Increasing fines for violations of FCC indecency rules beyond the current amount is an important, but not sufficient, fix to the problem of inappropriate broadcast programming. While larger fines may periodically deter programming excesses, it is hard to see how they will be truly effective when the media giants are capable of hiring an army of lawyers to fend off whatever enforcement actions the FCC can afford to pursue. As such, families likely will continue to be inundated with programming they find offensive or inappropriate.
In addition, the recently announced cable industry indecency effort will not be enough to provide real solutions to consumers. The Cable Puts You in Control program is a purely voluntary approach that provides no new avenues or tools for programming control, but rather relies on consumers to seek out industry-controlled Web sites and pamphlets to learn about existing measures.

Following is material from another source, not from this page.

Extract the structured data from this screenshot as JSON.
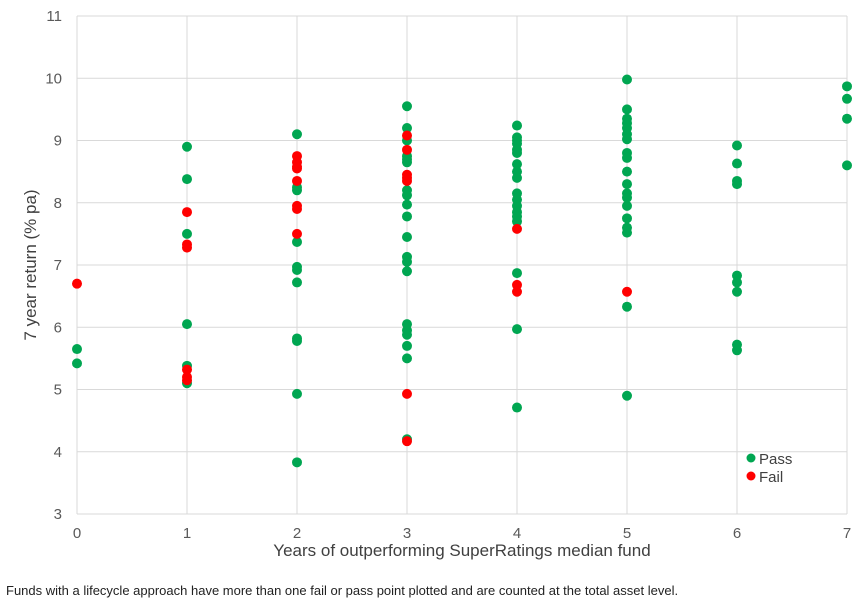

We believe that it is critical to take action now to end the cable and satellite industry practice of forcing families to pay for cable programming that they find objectionable or offensive. Allowing consumers to pick and pay for channels they choose through an “a la carte” option will ensure that the market is more responsive to families’ concerns about indecency and violence. Currently, if a family chooses to block a particular channel, the family still must pay a subscription fee that is passed along to the programmer — a situation which is insulting and unfair, since the family is being forced to subsidize the producers of the inappropriate content.
The cable industry will likely argue that the equipment necessary to offer “a la carte” would increase prices for consumers. However, it is hard to imagine that an industry that can offer “plug and play” equipment to prevent piracy, and digital boxes to deliver pay-per-view and other packages of services, cannot at the same time offer consumers the right to pick the channels they want with this equipment. It is also important to remember consumers on average watch only between 12 and 18 cable channels, and the right to select the channels they want may save many of them money on their skyrocketing cable bills.

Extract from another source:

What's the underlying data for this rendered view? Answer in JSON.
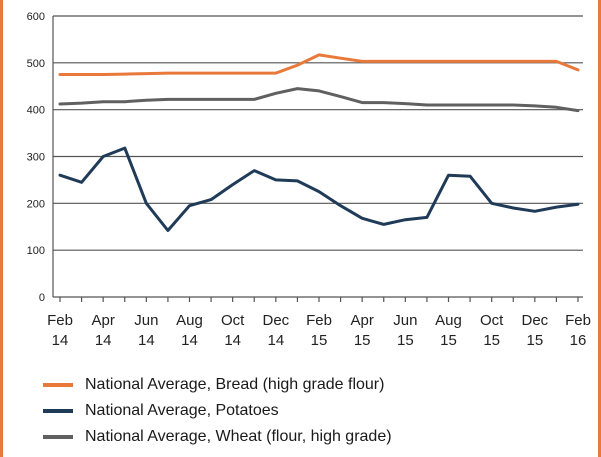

We also believe that any effort to give families and local communities a say in what is broadcast on their public airwaves, and what programming comes into their homes, must address the growing threat of media consolidation. Realistic media ownership rules must be in place to lessen the influence of massive corporations on local broadcast content, as well as to ensure public debate in the local media, including newspapers. Overturning the lax FCC rules, and developing sensible media ownership rules that allow for diverse programming that reflects local community interests and values is a critical first step in restoring balance between American consumers and corporate media giants. At the very least, these rules should not be implemented until the impact of media consolidation on indecent programming can be thoroughly studied.
Finally, we support efforts to empower parents to have more control over the violent broadcast programming that their children may watch. An amendment to study the value of the V-chip at preventing this programming and setting aside violence-free family viewing time is essential to ensure that families are not forced to put up with gratuitous violence during the few evening hours they can gather together and enjoy television.
We urge you and other members of the Committee to adopt these pro-consumer amendments to help address inappropriate programming aired over both broadcast and cable/satellite networks.